Does the degree of impairment resulting from the injury to the claimant alleged in the claim satisfy the threshold level?
On 15 October 2012, the Medical Panel answered the medical question by way of the following determination under s 28LZG(2)(a) of the Act (‘Determination’):
The Panel determined that the degree of psychiatric impairment resulting from the psychiatric injury alleged in the claim does not satisfy the threshold level.
In deciding whether the Injury satisfied the threshold level, the Medical Panel considered and disregarded any psychiatric impairment resulting from physical injuries the plaintiff sustained in separate assaults in 2008 and 2009.
The effect of the Determination was that the plaintiff was precluded from pursuing his claim for damages for non-economic loss.
The plaintiff has commenced this proceeding against the State defendants and the Medical Panel as the fifth defendant, seeking judicial review of the Determination under O 56 of the Supreme Court (General Civil Procedure) Rules 2005. The plaintiff alleges that the Medical Panel misconstrued the Act, failed to take into account relevant considerations and made findings in the absence of any evidence to support those findings.
The Medical Panel did not participate in the hearing in accordance with R v Australian Broadcasting Tribunal; Ex parte Hardiman.[2]
[2](1980) 144 CLR 13, 35–6.
For the reasons that follow, I have concluded that the Medical Panel erred by finding that the 2008 assault resulted in a psychiatric impairment when there was no evidence to support this finding. Accordingly, the Determination must be set aside and the medical question must be redetermined.
Facts
The facts set out at [12] to [30] below are based on documents that were provided to the Medical Panel.
After the plaintiff completed his secondary education in Victoria, he moved to the Gold Coast and enrolled in a course at Griffith University.
In December 2008, the plaintiff was evicted from the Cocktails and Dreams Nightclub in Surfers Paradise (‘Nightclub’) by a bouncer, resulting in a fractured arm (‘2008 incident’).
On 5 December 2009, while the plaintiff was at the Nightclub, he was punched in the jaw by another patron, resulting in his jaw being fractured in three places (‘2009 incident’). The plaintiff was taken to the Gold Coast Hospital and on the following day, he underwent an operation described as ‘open reduction and internal fixation (ORIF) of the mandible’.
On 13 January 2010, Dr Anthony Crombie of the Gold Coast Hospital completed a police statement in which he stated that the injuries sustained by the plaintiff in the 2009 incident were consistent with the definition of ‘grievous bodily harm’ in the Criminal Code (Qld).
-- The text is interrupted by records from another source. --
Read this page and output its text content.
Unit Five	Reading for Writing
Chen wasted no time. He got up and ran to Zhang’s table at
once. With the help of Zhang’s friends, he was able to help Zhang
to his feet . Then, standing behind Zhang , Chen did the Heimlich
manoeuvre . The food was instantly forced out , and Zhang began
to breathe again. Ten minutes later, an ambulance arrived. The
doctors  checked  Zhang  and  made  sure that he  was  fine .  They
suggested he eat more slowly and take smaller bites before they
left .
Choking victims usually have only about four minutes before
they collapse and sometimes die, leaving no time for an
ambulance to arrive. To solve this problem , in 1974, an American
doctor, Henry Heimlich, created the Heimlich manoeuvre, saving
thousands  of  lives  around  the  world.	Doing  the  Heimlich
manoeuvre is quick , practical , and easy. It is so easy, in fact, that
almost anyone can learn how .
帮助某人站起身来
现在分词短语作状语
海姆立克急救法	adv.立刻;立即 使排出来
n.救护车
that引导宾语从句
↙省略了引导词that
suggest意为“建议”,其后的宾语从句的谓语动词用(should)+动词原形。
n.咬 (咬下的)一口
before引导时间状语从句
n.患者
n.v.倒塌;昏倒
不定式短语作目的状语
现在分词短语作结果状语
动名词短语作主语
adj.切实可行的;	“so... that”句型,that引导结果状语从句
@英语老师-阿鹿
On 6 July 2010, the plaintiff completed an application form for financial assistance under the Victims of Crime Assistance Act 2009 (Qld) in respect of the 2009 incident (‘Crime assistance application’). In the form, the plaintiff stated the following about why he was entitled to additional financial assistance on the basis that his circumstances were exceptional:
I suffered a significant assault at Cocktails and Dreams Nightclub. The offender attacked me from behind striking the left hand side of my jaw. Since being king hit I have feared to go out with friends as I don’t want my safety jeopardised once more. The thought of another attack has caused a great deal of grief, fear and caution. As a result I have had to change my whole lifestyle, simply because I’m paranoid I could be struck again from behind. Consequently I’m seriously concerned about my security especially considering the attacker isn’t known to me, and I fear if they see myself again this time it could be life threatening. Considering I have lived in Surfers Paradise for some time and play AFL football in the local area the offender could easily ascertain who I am and where I live from several sources. This further intensifies my fear of my personal well being and security following the assault.[3]
[3]Some minor errors in the plaintiff’s handwriting have been corrected.
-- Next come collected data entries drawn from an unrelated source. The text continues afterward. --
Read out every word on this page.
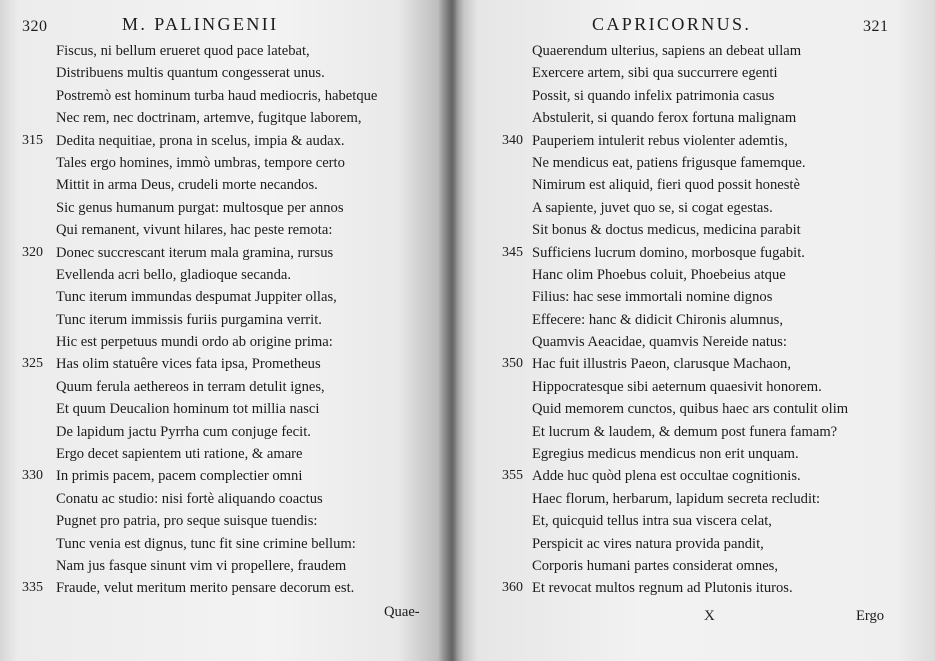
320	M. PALINGENII
Fiscus, ni bellum erueret quod pace latebat,
Distribuens multis quantum congesserat unus.
Postremò est hominum turba haud mediocris, habetque
Nec rem, nec doctrinam, artemve, fugitque laborem,
315 Dedita nequitiae, prona in scelus, impia & audax.
Tales ergo homines, immò umbras, tempore certo
Mittit in arma Deus, crudeli morte necandos.
Sic genus humanum purgat: multosque per annos
Qui remanent, vivunt hilares, hac peste remota:
320 Donec succrescant iterum mala gramina, rursus
Evellenda acri bello, gladioque secanda.
Tunc iterum immundas despumat Juppiter ollas,
Tunc iterum immissis furiis purgamina verrit.
Hic est perpetuus mundi ordo ab origine prima:
325 Has olim statuêre vices fata ipsa, Prometheus
Quum ferula aethereos in terram detulit ignes,
Et quum Deucalion hominum tot millia nasci
De lapidum jactu Pyrrha cum conjuge fecit.
Ergo decet sapientem uti ratione, & amare
330 In primis pacem, pacem complectier omni
Conatu ac studio: nisi fortè aliquando coactus
Pugnet pro patria, pro seque suisque tuendis:
Tunc venia est dignus, tunc fit sine crimine bellum:
Nam jus fasque sinunt vim vi propellere, fraudem
335 Fraude, velut meritum merito pensare decorum est.
Quae-
CAPRICORNUS.	321
Quaerendum ulterius, sapiens an debeat ullam
Exercere artem, sibi qua succurrere egenti
Possit, si quando infelix patrimonia casus
Abstulerit, si quando ferox fortuna malignam
340 Pauperiem intulerit rebus violenter ademtis,
Ne mendicus eat, patiens frigusque famemque.
Nimirum est aliquid, fieri quod possit honestè
A sapiente, juvet quo se, si cogat egestas.
Sit bonus & doctus medicus, medicina parabit
345 Sufficiens lucrum domino, morbosque fugabit.
Hanc olim Phoebus coluit, Phoebeius atque
Filius: hac sese immortali nomine dignos
Effecere: hanc & didicit Chironis alumnus,
Quamvis Aeacidae, quamvis Nereide natus:
350 Hac fuit illustris Paeon, clarusque Machaon,
Hippocratesque sibi aeternum quaesivit honorem.
Quid memorem cunctos, quibus haec ars contulit olim
Et lucrum & laudem, & demum post funera famam?
Egregius medicus mendicus non erit unquam.
355 Adde huc quòd plena est occultae cognitionis.
Haec florum, herbarum, lapidum secreta recludit:
Et, quicquid tellus intra sua viscera celat,
Perspicit ac vires natura provida pandit,
Corporis humani partes considerat omnes,
360 Et revocat multos regnum ad Plutonis ituros.
X	Ergo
On 25 July 2010, the plaintiff wrote to the Queensland authority that was handling his Crime assistance application, about the delay that was taking place. In the letter, the plaintiff stated that the delay was ‘affecting [him] as the longer [his application was] put on hold the more adverse effects [it was] having on [him].’
On 6 January 2011, the plaintiff had an initial consultation with Dr Mohammad Javadi of the Labrador Park Medical Centre in Queensland. The plaintiff saw Dr Javadi again on 12 and 13 January 2011 and on subsequent occasions. Dr Javadi prepared notes for each consultation.
In his notes for the consultation on 6 January 2011, Dr Javadi stated that the plaintiff presented at the Gold Coast Hospital on 5 December 2009 after an alleged assault injury and that ‘counselling [was] provided’.
In his notes for the consultation on 12 January 2011, Dr Javadi stated under the heading ‘Problem’:
ANXIETY DEPRESSION
history of assault injury in Dec 2009
depressed mood, anhedonia,
anxiety, difficulty getting to sleep, low-quality sleep, impaired concentration
denies suicidal ideation, no psychotic features
Dr Javadi also stated that he provided ‘extended counselling’.
On 11 January 2011, the plaintiff prepared a letter addressed ‘To Whom It May Concern’ in support of his Crime assistance application. In the letter, the plaintiff stated:
Hopefully now this can be settled and I can achieve some closure on these injuries and the consequences it has caused for me and my family. My doctor has also referred me to see a psychologist to help deal with some of the trauma and detriment these injuries have inflicted on me mentally and socially.
On 13 January 2011, Dr Javadi prepared a referral letter to a psychologist, Ms Angela Elia of the Alegna Health Centre, in which he sought her opinion regarding the plaintiff’s ‘mixed depression and anxiety’. Enclosed with the letter was a ‘GP Mental Health Care Plan Assessment’ which described the ‘Presenting Problem’ as:
ANXIETY DEPRESSION
history of assault injury in Dec 2009
depressed mood, anhedonia,
anxiety, difficulty getting to sleep, low-quality sleep, impaired concentration
The plaintiff saw Ms Elia on 22 February 2011, 9 and 22 March 2011, and 7, 14 and 27 April 2011. Ms Elia prepared notes of each consultation. The notes deal extensively with the 2005 incident and its effects.
On 15 April 2011, the plaintiff completed a ‘Background History Schedule’ for Ms Elia. In the Schedule, under the heading ‘Medical History’, and in response to the direction to ‘Describe any serious illnesses, accidents, diseases or medical conditions of which you are aware’, the plaintiff wrote:
Broken arm: a nightclub bouncer broke my arm at 20. Key reason being I refused to leave the club when he wrongly accused me of being involved in a fight.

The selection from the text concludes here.